In comparison to the old XC60, the new model is 1.1cm wider, 4.4cm longer, 1.4cm lower and sits on a wheelbase that’s been stretched by 9.1cm. At about 4.7 metres nose to tail the XC60 lines up against similarly sized rivals, such as the Nissan X-Trail or Land Rover Discovery Sport, that come with the option of seven seats. Perhaps surprisingly the Volvo is strictly a five-seat car. As consolation, that means there is always space for a spare wheel under the boot floor, as well as the pressure tanks for optional air suspension.

Volvo XC60 front interior

Inside, similarities to the V90 are noticeable, and that’s a very good thing. The front seats are identical, as are the steering wheel, switches and stalks. By pooling parts across different models, Volvo has been able to cut the cost of raising quality, and everything you touch or look at seems very nicely finished indeed. The air vents swivel in their orbits with oiled precision, for example, and the ribbon of wood or metal mesh trim that meanders across the dashboard is the real thing.
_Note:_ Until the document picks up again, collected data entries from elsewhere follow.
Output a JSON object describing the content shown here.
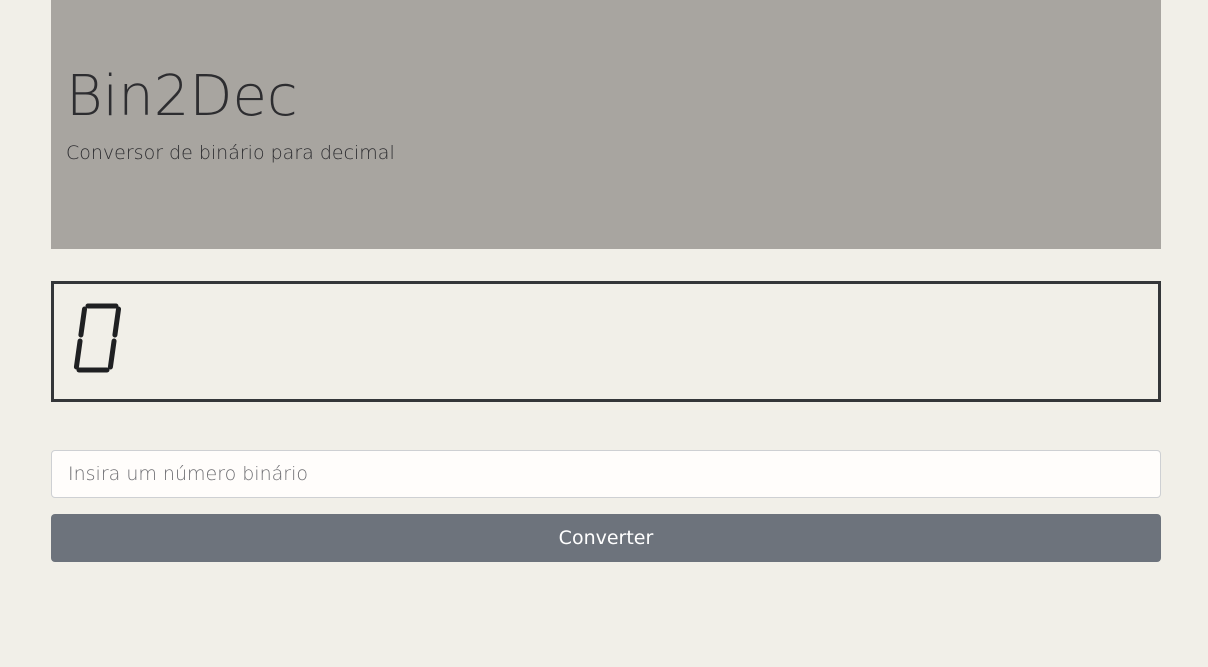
{
  "header": {
    "title": "Bin2Dec",
    "subtitle": "Conversor de binário para decimal"
  },
  "display": {
    "value": "0"
  },
  "form": {
    "input_value": "",
    "input_placeholder": "Insira um número binário",
    "convert_label": "Converter"
  },
  "colors": {
    "background": "#f1efe8",
    "hero_background": "#a8a5a0",
    "display_border": "#343639",
    "segment_on": "#1f2022",
    "button_background": "#6d737c",
    "button_text": "#ffffff"
  }
}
The interior feels spacious and mostly comfortable, though I found the more sporty of the two seat designs dug into my legs a bit. That might just be me.

Volvo XC60 cockpit

A portrait-format 9-inch touchscreen looks like a docked iPad in the centre of the XC60 but alas it is not quite so quick to wake up. I counted to 20 after switching the car on before every slice of the display had finished saying “Loading...”

Thankfully, once up and running Volvo’s Sensus software proves responsive, well laid out and reasonably intuitive to use. You can pinch and swipe the map during navigation guidance, as long as you remember to maximise the view first.

Volvo XC60 digital instruments

Navigation is provided across the range, with turn guidance repeated in the binnacle and in the bright, crisp head-up display where the latter is fitted (it’s a £750 to £1,000 option depending on trim level). A 12.3-inch fully digital instrument panel is included from the mid-range R-Design trim level upwards.

Heating controls appear at the bottom of the centre screen, meaning you do have to take your eyes off the road to use them – a surprising choice in a safety conscious Volvo.

Naturally there are lots of clever safety systems fitted as standard. The XC60 is the first Volvo to include safety measures that intervene with the steering. A feature called Steer Assist, active between 31 and 62mph, is designed to add steering effort and use differential braking during emergency swerves. A related feature, Oncoming Lane Mitigation, keeps an eye out between 37 and 87mph and will tug the wheel to assist if it detects an impending head-on collision. Meanwhile, an active blind spot system will suggest via the wheel when it’s a bad idea to change lanes due to another vehicle alongside.

Volvo XC60  Pilot Assist graphic

Pilot Assist is also fitted, which is an adaptive cruise control function with lane-keeping action, adjusting the car’s steering to stay in lane on dual carriageways. I’ve tried this before in the V90 and not liked it, but in the XC60 it seemed much more reassuring. This may be down to speed – there were lots of thickly clotted traffic jams when I tested the XC60, where Pilot Assist comes into its own. At higher speeds and on clearer roads the system is more unnerving as it steers on your behalf, but its assistance is also less useful when the road is clear.

As with other newer Volvos, there’s the option to drive the car in Eco, Sport or Comfort modes, as well as an Off-Road setting for loose surfaces. On the (very) rainy day of my test, I found Eco mode dialled the aircon back a little too much and let the car steam up, though it was otherwise perfectly fine. The steering in Comfort or Eco is rather light and easy to twirl, which I quite liked.

Volvo XC60 surround camera view

The XC60 felt very reassuring to drive and easy to place accurately, with excellent vision in every direction giving a good sense of where the edges of the car lie. And if you’re still not sure, there’s a 360-degree surround view camera feature on the options list.

As we’ve come to expect of Volvo, the new XC60 prioritises comfort and serenity over white-knuckle performance. It’s admirably quiet, rides extremely smoothly whether on springs or air suspension, and should help you remain calm while all about are losing their rags.

Top marks, in fact. I look forward to seeing how it fares with a plug.